Se trata de una edificación de aspecto sobrio y clasicista. Su planta consta de tres naves separadas por pilares de piedra compuestos y arcos de medio punto. La cúpula que cubre el crucero se construyó a finales del siglo XVII y, siguiendo las nuevas corrientes barrocas madrileñas, está “encamonada” (es decir, es de yeso, sujetada por una estructura de madera).
Adosada al lado de la Epístola se encuentra la Capilla de San José, fundada a mediados del siglo XVII como capilla funeraria de la familia Megía, cuyo escudo heráldico se encuentra en la portada interior.
En ella se conserva un precioso retablo de estilo plateresco flamenco, pintado sobre tabla y atribuido a la escuela de Juan de Flandes.

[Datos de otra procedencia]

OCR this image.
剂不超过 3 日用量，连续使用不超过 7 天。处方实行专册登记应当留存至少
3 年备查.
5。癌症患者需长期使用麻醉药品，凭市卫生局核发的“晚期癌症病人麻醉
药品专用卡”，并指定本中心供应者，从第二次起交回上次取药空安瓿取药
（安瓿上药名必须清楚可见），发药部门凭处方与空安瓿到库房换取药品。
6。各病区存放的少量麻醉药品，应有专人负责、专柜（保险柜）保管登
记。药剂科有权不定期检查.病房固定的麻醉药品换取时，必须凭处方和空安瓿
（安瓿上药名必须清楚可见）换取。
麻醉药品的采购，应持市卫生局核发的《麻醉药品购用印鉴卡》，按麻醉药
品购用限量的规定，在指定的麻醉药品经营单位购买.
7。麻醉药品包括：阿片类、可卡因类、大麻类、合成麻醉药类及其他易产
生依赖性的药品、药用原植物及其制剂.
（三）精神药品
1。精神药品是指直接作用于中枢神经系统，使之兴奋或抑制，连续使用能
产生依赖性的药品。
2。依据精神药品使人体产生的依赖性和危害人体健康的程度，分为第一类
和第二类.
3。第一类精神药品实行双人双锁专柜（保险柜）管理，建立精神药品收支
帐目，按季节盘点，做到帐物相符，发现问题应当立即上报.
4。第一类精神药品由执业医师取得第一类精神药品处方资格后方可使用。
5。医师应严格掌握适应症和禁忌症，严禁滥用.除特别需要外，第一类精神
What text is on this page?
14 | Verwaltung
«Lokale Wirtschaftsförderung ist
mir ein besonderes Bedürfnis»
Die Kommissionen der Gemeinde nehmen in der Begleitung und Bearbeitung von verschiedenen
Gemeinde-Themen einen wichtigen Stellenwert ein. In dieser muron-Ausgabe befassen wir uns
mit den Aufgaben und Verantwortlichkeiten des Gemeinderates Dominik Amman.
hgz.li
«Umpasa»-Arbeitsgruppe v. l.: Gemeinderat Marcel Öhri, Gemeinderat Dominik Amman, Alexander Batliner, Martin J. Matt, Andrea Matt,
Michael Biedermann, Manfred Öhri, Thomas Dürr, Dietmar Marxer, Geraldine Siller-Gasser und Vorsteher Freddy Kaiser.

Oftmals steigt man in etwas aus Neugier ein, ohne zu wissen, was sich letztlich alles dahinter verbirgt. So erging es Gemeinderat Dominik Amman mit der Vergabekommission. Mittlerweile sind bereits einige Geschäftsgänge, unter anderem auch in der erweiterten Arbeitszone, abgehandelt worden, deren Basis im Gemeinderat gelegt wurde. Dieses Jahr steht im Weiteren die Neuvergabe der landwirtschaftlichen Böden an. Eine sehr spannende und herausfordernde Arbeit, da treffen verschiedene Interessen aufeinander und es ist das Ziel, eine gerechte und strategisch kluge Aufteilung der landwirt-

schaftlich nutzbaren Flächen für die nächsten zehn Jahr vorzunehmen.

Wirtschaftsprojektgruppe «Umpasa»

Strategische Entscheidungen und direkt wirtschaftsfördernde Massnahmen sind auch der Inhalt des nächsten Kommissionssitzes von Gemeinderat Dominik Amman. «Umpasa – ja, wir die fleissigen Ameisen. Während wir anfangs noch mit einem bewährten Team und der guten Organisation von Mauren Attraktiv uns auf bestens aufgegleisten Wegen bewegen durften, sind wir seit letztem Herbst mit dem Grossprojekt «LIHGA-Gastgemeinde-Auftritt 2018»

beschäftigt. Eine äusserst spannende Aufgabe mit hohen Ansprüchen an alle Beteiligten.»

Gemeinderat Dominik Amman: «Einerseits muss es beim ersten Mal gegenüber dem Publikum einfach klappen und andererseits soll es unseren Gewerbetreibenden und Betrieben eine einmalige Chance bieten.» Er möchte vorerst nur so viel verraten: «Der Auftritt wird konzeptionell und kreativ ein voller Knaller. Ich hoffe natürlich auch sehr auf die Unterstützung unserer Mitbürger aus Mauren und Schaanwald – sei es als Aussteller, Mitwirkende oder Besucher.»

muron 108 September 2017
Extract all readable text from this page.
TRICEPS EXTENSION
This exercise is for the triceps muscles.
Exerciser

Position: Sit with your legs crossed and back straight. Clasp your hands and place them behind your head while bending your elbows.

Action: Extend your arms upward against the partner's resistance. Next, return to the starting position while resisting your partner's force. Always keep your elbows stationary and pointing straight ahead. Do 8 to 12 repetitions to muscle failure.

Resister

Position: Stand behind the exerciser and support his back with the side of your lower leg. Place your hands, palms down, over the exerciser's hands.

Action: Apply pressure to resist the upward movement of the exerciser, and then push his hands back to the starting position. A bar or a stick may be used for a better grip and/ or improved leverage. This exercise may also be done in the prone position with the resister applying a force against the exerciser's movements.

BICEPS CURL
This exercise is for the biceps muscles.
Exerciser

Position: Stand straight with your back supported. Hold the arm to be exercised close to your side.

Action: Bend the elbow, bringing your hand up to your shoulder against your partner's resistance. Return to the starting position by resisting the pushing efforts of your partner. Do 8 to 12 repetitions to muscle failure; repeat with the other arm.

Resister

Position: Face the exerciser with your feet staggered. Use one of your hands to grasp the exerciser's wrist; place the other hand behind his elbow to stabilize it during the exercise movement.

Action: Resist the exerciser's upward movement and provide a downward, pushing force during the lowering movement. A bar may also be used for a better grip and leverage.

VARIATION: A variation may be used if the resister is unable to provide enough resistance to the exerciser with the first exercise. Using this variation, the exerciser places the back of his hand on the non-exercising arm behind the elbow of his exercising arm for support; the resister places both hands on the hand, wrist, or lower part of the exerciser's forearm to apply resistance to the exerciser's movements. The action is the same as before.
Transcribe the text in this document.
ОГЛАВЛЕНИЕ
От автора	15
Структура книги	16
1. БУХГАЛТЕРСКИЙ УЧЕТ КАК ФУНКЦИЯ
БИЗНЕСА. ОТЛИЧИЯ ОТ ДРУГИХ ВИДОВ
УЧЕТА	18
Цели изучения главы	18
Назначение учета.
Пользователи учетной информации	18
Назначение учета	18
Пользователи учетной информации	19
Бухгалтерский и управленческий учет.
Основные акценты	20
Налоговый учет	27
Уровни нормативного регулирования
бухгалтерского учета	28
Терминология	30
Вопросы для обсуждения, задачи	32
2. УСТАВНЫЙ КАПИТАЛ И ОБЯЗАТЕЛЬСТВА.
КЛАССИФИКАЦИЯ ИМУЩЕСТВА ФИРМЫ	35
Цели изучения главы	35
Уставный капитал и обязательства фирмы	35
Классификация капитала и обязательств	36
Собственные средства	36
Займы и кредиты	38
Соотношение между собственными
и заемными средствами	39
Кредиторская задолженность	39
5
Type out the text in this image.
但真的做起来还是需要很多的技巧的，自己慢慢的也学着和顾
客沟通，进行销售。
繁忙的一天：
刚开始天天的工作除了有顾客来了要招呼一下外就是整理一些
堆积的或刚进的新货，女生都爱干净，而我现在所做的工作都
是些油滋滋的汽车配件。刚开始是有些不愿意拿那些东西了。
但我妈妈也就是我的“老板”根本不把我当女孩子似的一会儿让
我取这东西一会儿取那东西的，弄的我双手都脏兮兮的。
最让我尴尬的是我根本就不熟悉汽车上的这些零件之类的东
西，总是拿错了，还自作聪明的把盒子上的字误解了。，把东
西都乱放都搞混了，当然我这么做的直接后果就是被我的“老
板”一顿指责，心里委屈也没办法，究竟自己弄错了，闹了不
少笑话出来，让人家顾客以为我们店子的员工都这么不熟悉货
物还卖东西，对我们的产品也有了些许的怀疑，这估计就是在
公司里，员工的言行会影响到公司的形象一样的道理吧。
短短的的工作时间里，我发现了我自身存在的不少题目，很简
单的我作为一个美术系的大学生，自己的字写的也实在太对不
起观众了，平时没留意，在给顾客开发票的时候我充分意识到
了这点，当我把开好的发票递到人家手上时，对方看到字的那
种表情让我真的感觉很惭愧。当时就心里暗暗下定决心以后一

En su interior destacan un Crucificado de trazas románicas y una pila bautismal de piedra que, según la tradición, proceden de la desaparecida aldea de Casasola, por lo que serían anteriores al siglo XIV. También son relevantes el retablo mayor barroco y el Altar de los Santos Patrones, con las imágenes del Santo Cristo Sepultado y de la Virgen de la Soledad.
En el coro se encuentra la joya de la iglesia: el magnífico órgano barroco datado en el año 1716 y construido por Pedro Liborna Echevarría, autor de órganos tan importan tes como el de la Epístola de la Catedral de Segovia de 1700 y el de la Universidad de Salamanca de 1709. Fue restaurado durante 1994.